A partition cannot execute until all partitions producing its required inputs have completed.

This guarantees ordering correctness while allowing execution on heterogeneous GPU engines.

Partitioning Algorithm (Conceptual)

The model is traversed in breadth-first order. Each operation is assigned a partition_id.

  • Shader custom operations always receive a new partition.

  • Regular ML operations inherit or create partitions based on the partitions of their parent operations.

All operations sharing the same partition_id belong to the same sub-model.

The algorithm ensures:

  • Parent operations are processed before their children.

  • Shader and ML operations never coexist in the same partition.

  • Partition identifiers increase monotonically.

Conversion Semantics

When a TOSA custom operation satisfies the required constraints:

  1. The operation is isolated into its own partition.

  2. A VGF compute node is generated for that partition.

  3. The shader is materialized as: - SPIR-V™ binary (decoded from base64 if necessary), or - Compiled from textual source if GLSL or HLSL.

  4. Descriptor sets and bindings are created according to the indexed input_<index>_* and output_<index>_* attributes.

  5. Workgroup sizes are mapped to the compute dispatch configuration.

  6. Synchronization is inserted between adjacent partitions as required.
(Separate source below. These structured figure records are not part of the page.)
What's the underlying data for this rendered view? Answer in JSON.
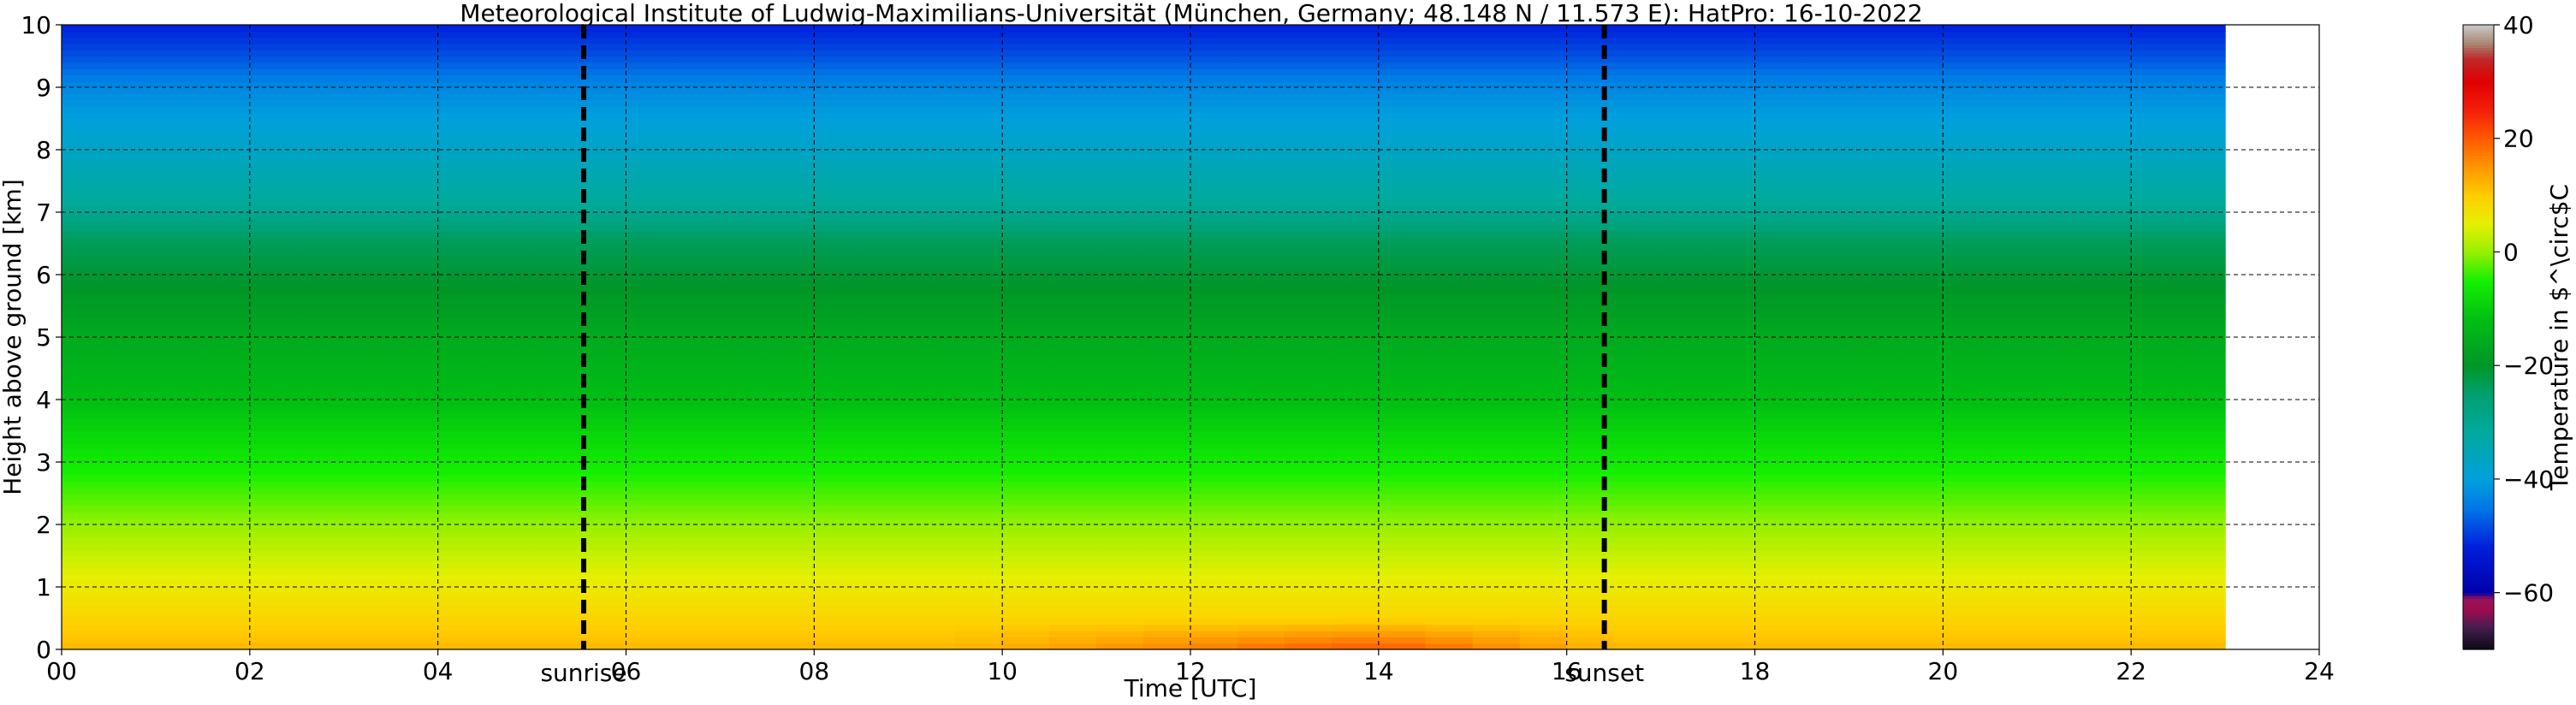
{
  "chart_data": {
    "type": "heatmap",
    "title": "Meteorological Institute of Ludwig-Maximilians-Universität (München, Germany; 48.148 N / 11.573 E):    HatPro: 16-10-2022",
    "xlabel": "Time [UTC]",
    "ylabel": "Height above ground [km]",
    "xlim": [
      0,
      24
    ],
    "ylim": [
      0,
      10
    ],
    "x_ticks": [
      "00",
      "02",
      "04",
      "06",
      "08",
      "10",
      "12",
      "14",
      "16",
      "18",
      "20",
      "22",
      "24"
    ],
    "y_ticks": [
      "0",
      "1",
      "2",
      "3",
      "4",
      "5",
      "6",
      "7",
      "8",
      "9",
      "10"
    ],
    "data_time_range": [
      0,
      23
    ],
    "grid": true,
    "events": [
      {
        "label": "sunrise",
        "time": 5.55
      },
      {
        "label": "sunset",
        "time": 16.4
      }
    ],
    "colorbar": {
      "label": "Temperature in $^\\circ$C",
      "range": [
        -70,
        40
      ],
      "ticks": [
        "40",
        "20",
        "0",
        "−20",
        "−40",
        "−60"
      ],
      "tick_values": [
        40,
        20,
        0,
        -20,
        -40,
        -60
      ]
    },
    "temperature_profile": {
      "height_km": [
        0,
        0.5,
        1,
        1.5,
        2,
        2.5,
        3,
        3.5,
        4,
        5,
        6,
        6.6,
        7,
        8,
        9,
        9.5,
        10
      ],
      "temp_c": [
        12,
        9,
        6,
        3,
        0,
        -3,
        -6,
        -9,
        -12,
        -16,
        -21,
        -24,
        -30,
        -37,
        -43,
        -48,
        -52
      ]
    },
    "surface_warming": {
      "start": 9.5,
      "peak": 14,
      "end": 16.5,
      "peak_temp_c": 20
    }
  }
}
The conversion is deterministic and fully driven by the schema-defined attributes.

Minimal Example

{
  "domain_name": "com.arm.VulkanCustomShader",
  "operator_name": "MyComputeKernel",
  "implementation_attrs": {
    "entry_point": "main",
    "workgroup_sizes": [8, 8, 1],
    "shader_language": "GLSL",
    "shader_code": "void main() { }",

    "input_0_vkformat": "VK_FORMAT_R32_SFLOAT",
    "input_0_vkdescriptortype": "VK_DESCRIPTOR_TYPE_STORAGE_BUFFER",
    "input_0_binding": 0,
    "input_0_descriptorset": 0
  }
}

Design Notes

  • Domain name (domain_name) acts as an explicit opt-in mechanism.

  • The schema ensures that only well-formed Vulkan®-compatible shaders are converted.

  • The conversion assumes compute shader semantics.

  • Partitioning enables efficient scheduling across GPU engines while preserving correctness.

Any custom operation not satisfying these constraints is not interpreted as a Vulkan® shader and is handled according to the default custom operation path.